Usually a nuisance, noise sometimes aids the transmission of a signal. Researchers have now demonstrated in the laboratory that random 
fluctuations in the concentration of a chemical across a surface can enhance the propagation of waves of another chemical's activity in a thin 
gel. "Noise actually helps," says chemist Kenneth Showalter of West Virginia University in Morgantown.

 Showalter and his coworkers Sandor Kadar and Jichang Wang report their results in the Feb. 19 Nature. 

 The observation of enhanced wave propagation in a chemical medium represents a new avenue in the study of a phenomenon called stochastic 
resonance, in which the addition of noise can boost a weak signal to detectable levels."This is the first experimental 
demonstration of stochastic resonance that occurs in a system spread over a surface [and changing with time]," says Frank Moss of the Center 
for Neurodynamics at the University of Missouri-St. Louis. The findings also provide a model of how internal noise may sustain long-range 
chemical waves in networks of brain cells.
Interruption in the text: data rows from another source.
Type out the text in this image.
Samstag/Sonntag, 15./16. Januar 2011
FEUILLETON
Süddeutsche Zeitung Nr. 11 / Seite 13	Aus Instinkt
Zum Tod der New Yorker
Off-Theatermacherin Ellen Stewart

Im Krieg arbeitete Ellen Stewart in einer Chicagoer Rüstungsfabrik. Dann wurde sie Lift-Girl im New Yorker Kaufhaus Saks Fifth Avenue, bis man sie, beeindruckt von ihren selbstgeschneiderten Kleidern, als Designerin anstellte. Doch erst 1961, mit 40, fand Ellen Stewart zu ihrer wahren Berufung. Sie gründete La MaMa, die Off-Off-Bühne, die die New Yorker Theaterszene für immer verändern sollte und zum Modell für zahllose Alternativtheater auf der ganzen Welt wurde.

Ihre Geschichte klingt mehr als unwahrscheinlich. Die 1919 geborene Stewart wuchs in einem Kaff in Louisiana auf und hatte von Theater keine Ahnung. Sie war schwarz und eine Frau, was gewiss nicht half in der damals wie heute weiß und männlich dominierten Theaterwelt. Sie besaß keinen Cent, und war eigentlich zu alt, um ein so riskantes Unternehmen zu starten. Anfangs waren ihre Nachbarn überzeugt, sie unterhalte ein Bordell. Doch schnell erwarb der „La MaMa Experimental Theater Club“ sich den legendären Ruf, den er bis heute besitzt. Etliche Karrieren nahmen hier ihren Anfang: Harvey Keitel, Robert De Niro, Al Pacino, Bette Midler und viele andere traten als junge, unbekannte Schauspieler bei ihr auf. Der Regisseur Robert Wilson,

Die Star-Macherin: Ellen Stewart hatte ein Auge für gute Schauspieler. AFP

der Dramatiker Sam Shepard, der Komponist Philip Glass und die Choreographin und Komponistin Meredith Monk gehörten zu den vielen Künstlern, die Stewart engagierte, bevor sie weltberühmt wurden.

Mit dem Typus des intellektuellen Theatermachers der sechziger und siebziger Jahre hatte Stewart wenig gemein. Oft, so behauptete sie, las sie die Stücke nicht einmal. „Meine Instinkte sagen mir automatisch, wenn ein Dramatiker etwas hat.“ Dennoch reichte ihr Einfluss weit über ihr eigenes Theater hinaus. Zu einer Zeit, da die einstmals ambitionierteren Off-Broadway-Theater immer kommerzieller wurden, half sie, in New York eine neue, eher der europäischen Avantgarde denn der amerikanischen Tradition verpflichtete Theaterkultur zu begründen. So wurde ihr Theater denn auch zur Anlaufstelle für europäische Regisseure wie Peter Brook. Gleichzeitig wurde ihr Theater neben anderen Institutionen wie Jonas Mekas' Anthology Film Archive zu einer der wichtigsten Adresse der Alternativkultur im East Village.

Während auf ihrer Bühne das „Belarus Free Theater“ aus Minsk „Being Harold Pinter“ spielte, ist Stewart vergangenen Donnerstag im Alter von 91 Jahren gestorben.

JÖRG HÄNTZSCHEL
 Showalter and his coworkers studied a photosensitive version of a chemical system known as the Belousov-Zhabotinsky reaction, in which rising 
and falling chemical concentrations appear as visible waves traveling through a thin layer of silica gel. Shining light on the gel produces a 
chemical that quenches wave propagation.

 The researchers initially adjusted the light intensity to suppress wave activity. They then replaced that uniform illumination with a grid in 
which intensity varied from cell to cell and from time to time in each cell, yet maintained an average intensity across the grid that 
inhibited activity.

 By increasing the amplitude of the random fluctuations, "you get qualitative changes in the wave behavior," Showalter says. "As the [optical] 
noise increases, the wave propagates farther and farther [along] the medium until there is sustained wave propagation." Eventually, however, 
the noise overwhelms the system and the waves break up.
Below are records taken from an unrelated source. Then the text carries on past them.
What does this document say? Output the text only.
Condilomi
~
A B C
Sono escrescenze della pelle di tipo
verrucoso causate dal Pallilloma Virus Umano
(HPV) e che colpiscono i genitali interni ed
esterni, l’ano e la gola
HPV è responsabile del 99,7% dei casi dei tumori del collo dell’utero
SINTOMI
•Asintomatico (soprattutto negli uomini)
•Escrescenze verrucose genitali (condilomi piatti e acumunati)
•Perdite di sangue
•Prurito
 The waves represent a kind of order that emerges out of the background of flickering light and reaches a maximum at a particular level of 
noise, Moss remarks.

 Moss and his collaborators have detected a similar phenomenon in networks of glial cells, which fill the spaces between neurons in the brain. 
The researchers studied the passage of waves of calcium ions from cell to cell in cultured glia under the influence of local fluctuations in 
the concentration of a neurotransmitter. Where the concentration of the neurotransmitter reaches a threshold, calcium waves begin to form, 
Moss says. Moss, Peter Jung of Ohio University in Athens, Ann Cornell-Bell of Viatech Imaging in Ivoryton, Conn., and Kathleen S. Madden of 
the Foundation for International Nonlinear Dynamics in Bethesda, Md., describe their results in the February Journal of Neurophysiology.

"There seems to be a definite link between our chemical system and this network of brain cells," Showalter says. "Calcium waves could 
represent some sort of long-range, noise-mediated signaling in brain tissue."